Она хмыкнула, пошла быстрее.
– Не представляю себе большего счастья, как стать детским доктором! – заговорила она. – Вначале простым, который ездит на извозчике со своими трубками и молоточками, уложенными в саквояж, и на Караванную, и на Сердобольскую, и на Разъезжую, по всему большому Питеру ездит и помогает младенцам, а потом главным детским доктором, например. Елизаветинской больницы на Фонтанке или Петролюбовской на Дегтярном. И чтобы больница умела лечить все: и золотуху, и корь, и ветрянку, и английскую болезнь. И чтобы больница была бесплатной, без всяких справок от полиции. И чтобы обязательно для самых маленьких.
Кокорев усмехнулся.
– Почему только для самых маленьких?
– Они не помнят, кто их спас, и это хорошо. Добро не доблесть, оно обязанность человека, и он должен делать его без надежды, что кто-то когда-то его отблагодарит. Помог человеку и радуйся – большей награды не надо.
Кокорев улыбнулся.
– Я сейчас подумал: а не похоже ли все это на благотворительность знати, которая вначале посылает мужика в огонь, а потом руками своих жен и дочерей штопает ему портки: не дай бог, мужик отдаст душу в дырявых портках. – Его обдало жаром, нелегко было ему произнести все это.
– Это тоже мамины слова? – спросила она.
– Мамины, – ответил он, не поднимая глаз.
Им стоило труда возобновить разговор.
– Покажи мне маму, – наконец сказала она.
– Пойдем, – ответил он так, будто ждал этой ее просьбы, его дом был где-то здесь.
На звонок вышла мать. Она увидела Елену и отступила.
– Простите, я переоденусь. – Слышно было, как она неловко застучала по ступеням. – Ты всегда так… Ведь я женщина!
Он снял с Елены шубку, повесил, сбросил с себя шинель и, ловко подкинув, попал петлей на крючок.
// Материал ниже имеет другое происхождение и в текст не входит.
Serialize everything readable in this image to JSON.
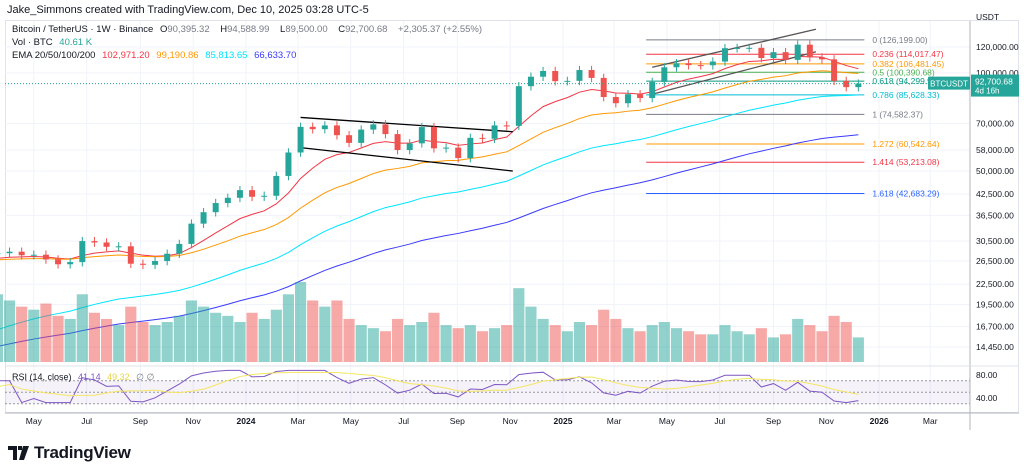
{
  "credit": "Jake_Simmons created with TradingView.com, Dec 10, 2025 03:28 UTC-5",
  "symbol": {
    "name": "Bitcoin / TetherUS · 1W · Binance",
    "o_label": "O",
    "o": "90,395.32",
    "h_label": "H",
    "h": "94,588.99",
    "l_label": "L",
    "l": "89,500.00",
    "c_label": "C",
    "c": "92,700.68",
    "change": "+2,305.37 (+2.55%)"
  },
  "volume": {
    "label": "Vol · BTC",
    "value": "40.61 K"
  },
  "ema": {
    "label": "EMA 20/50/100/200",
    "values": [
      {
        "v": "102,971.20",
        "color": "#f23645"
      },
      {
        "v": "99,190.86",
        "color": "#ff9800"
      },
      {
        "v": "85,813.65",
        "color": "#00e5ff"
      },
      {
        "v": "66,633.70",
        "color": "#3a3aff"
      }
    ]
  },
  "rsi": {
    "label": "RSI (14, close)",
    "value": "41.14",
    "ma": "49.32",
    "extra": "∅ ∅"
  },
  "axis": {
    "unit": "USDT",
    "price_ticks": [
      "120,000.00",
      "100,000.00",
      "70,000.00",
      "58,000.00",
      "50,000.00",
      "42,500.00",
      "36,500.00",
      "30,500.00",
      "26,500.00",
      "22,500.00",
      "19,500.00",
      "16,700.00",
      "14,450.00"
    ],
    "rsi_ticks": [
      "80.00",
      "40.00"
    ],
    "time_ticks": [
      "May",
      "Jul",
      "Sep",
      "Nov",
      "2024",
      "Mar",
      "May",
      "Jul",
      "Sep",
      "Nov",
      "2025",
      "Mar",
      "May",
      "Jul",
      "Sep",
      "Nov",
      "2026",
      "Mar"
    ]
  },
  "price_label": {
    "symbol": "BTCUSDT",
    "price": "92,700.68",
    "countdown": "4d 16h",
    "color": "#26a69a"
  },
  "brand": "TradingView",
  "colors": {
    "up": "#26a69a",
    "down": "#ef5350",
    "rsi": "#7e57c2",
    "rsi_ma": "#f5e663"
  },
  "chart_data": {
    "type": "candlestick",
    "interval": "1W",
    "scale": "log",
    "ylim": [
      12500,
      135000
    ],
    "start": "2023-03-06",
    "step_days": 14,
    "closes": [
      27900,
      28000,
      28300,
      27600,
      27700,
      26800,
      25900,
      26300,
      30500,
      30200,
      29300,
      29400,
      26000,
      25800,
      26500,
      27900,
      29900,
      34500,
      37400,
      39900,
      41400,
      43700,
      41700,
      42000,
      48300,
      57000,
      68300,
      67200,
      69000,
      64400,
      61000,
      67000,
      69500,
      64900,
      58000,
      60800,
      68200,
      58700,
      59000,
      54800,
      63200,
      62800,
      69000,
      68800,
      91000,
      97300,
      101300,
      94300,
      94500,
      102000,
      96500,
      84300,
      80700,
      86000,
      83700,
      93800,
      104000,
      107000,
      105600,
      105500,
      108300,
      119000,
      119200,
      119300,
      111000,
      115700,
      109600,
      122000,
      111500,
      110000,
      94500,
      90400,
      92700
    ],
    "last_open": 90395.32,
    "volumes": [
      26,
      22,
      20,
      18,
      17,
      19,
      15,
      14,
      22,
      16,
      14,
      12,
      18,
      13,
      12,
      13,
      15,
      20,
      18,
      16,
      15,
      13,
      16,
      14,
      17,
      22,
      26,
      20,
      18,
      20,
      14,
      12,
      11,
      10,
      14,
      12,
      13,
      16,
      12,
      11,
      12,
      10,
      11,
      12,
      24,
      18,
      14,
      12,
      10,
      13,
      12,
      17,
      14,
      11,
      10,
      12,
      13,
      11,
      10,
      9,
      9,
      12,
      10,
      9,
      11,
      8,
      9,
      14,
      12,
      10,
      15,
      13,
      8
    ],
    "fib_levels": [
      {
        "level": "0",
        "price": 126199.0,
        "label": "0 (126,199.00)",
        "color": "#787b86"
      },
      {
        "level": "0.236",
        "price": 114017.47,
        "label": "0.236 (114,017.47)",
        "color": "#f23645"
      },
      {
        "level": "0.382",
        "price": 106481.45,
        "label": "0.382 (106,481.45)",
        "color": "#ff9800"
      },
      {
        "level": "0.5",
        "price": 100390.68,
        "label": "0.5 (100,390.68)",
        "color": "#4caf50"
      },
      {
        "level": "0.618",
        "price": 94299.92,
        "label": "0.618 (94,299.92)",
        "color": "#089981"
      },
      {
        "level": "0.786",
        "price": 85628.33,
        "label": "0.786 (85,628.33)",
        "color": "#00bcd4"
      },
      {
        "level": "1",
        "price": 74582.37,
        "label": "1 (74,582.37)",
        "color": "#787b86"
      },
      {
        "level": "1.272",
        "price": 60542.64,
        "label": "1.272 (60,542.64)",
        "color": "#ff9800"
      },
      {
        "level": "1.414",
        "price": 53213.08,
        "label": "1.414 (53,213.08)",
        "color": "#f23645"
      },
      {
        "level": "1.618",
        "price": 42683.29,
        "label": "1.618 (42,683.29)",
        "color": "#2962ff"
      }
    ],
    "fib_range": [
      "2025-04-07",
      "2025-12-08"
    ],
    "trendlines": [
      {
        "from": [
          "2024-03-04",
          73000
        ],
        "to": [
          "2024-11-04",
          66000
        ],
        "color": "#000"
      },
      {
        "from": [
          "2024-03-04",
          59000
        ],
        "to": [
          "2024-11-04",
          50000
        ],
        "color": "#000"
      },
      {
        "from": [
          "2025-04-14",
          104000
        ],
        "to": [
          "2025-10-20",
          136000
        ],
        "color": "#555"
      },
      {
        "from": [
          "2025-04-14",
          86000
        ],
        "to": [
          "2025-10-20",
          116000
        ],
        "color": "#555"
      }
    ]
  }
}
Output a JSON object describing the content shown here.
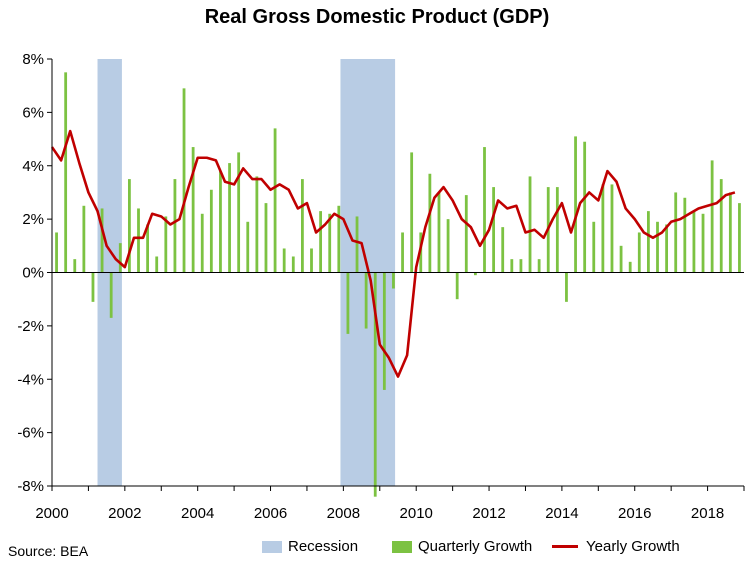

И засмеялся легко и простодушно – он был очень доволен собой в эту минуту.
– Пойдем в столовую, а потом покажу тебе свою комнату.
Низко над обеденным столом, накрытым белой в мягких узорах скатертью, висел абажур зеленого стекла. Весь свет – на столе. Нужно присмотреться, чтобы увидеть большой буфет, настенные часы, портрет человека, очень моложавого, с темными полубаками, заключенный в массивную раму. На противоположной стене в такой же раме женщина в косынке сестры милосердия. Тот, в эполетах – отец. А женщина кто?
– Простите, задержусь еще на секунду. – крикнула мать из соседней комнаты. Она действительно торопилась, слышно было, как трещат расчесываемые волосы. – Вот, кажется, и готова. Здравствуйте. – Она протянула Елене руну, протянула почти по-мужски. – Зовите меня Аграфеной Ивановной, а как вас величать? – Она озабоченно посмотрела на Елену. – Что вы бледны, девочка? Да не печень ли это у вас? Мы не умеем лечить печень, а вот он умел, – она подняла глаза к портрету человека в эполетах.
Наверно, она часто поднимает глаза к портрету, подумала Елена. Нет, не только почтительно-покорно, но и требовательно, может, даже вопросительно: для нее он живой человек.
– Не знаю, как вы, а я так думаю, – продолжала Аграфена Ивановна, – врач только тогда врач, если его сердцу близка чужая боль. – Она смотрела на портрет. – Горя повидал – дольше рек, выше гор, а сердцу не дал обрасти железом… – Она угрюмо сомкнула губы, точь-в-точь как на фотографии напротив. – Верьте, до войны, когда он был статским врачом, лечил половину Шлиссельбурга, а умер… Все говорил: «Бессовестно брать с больного деньги, он несчастен уже тем, что болен…» Вася, займи гостью!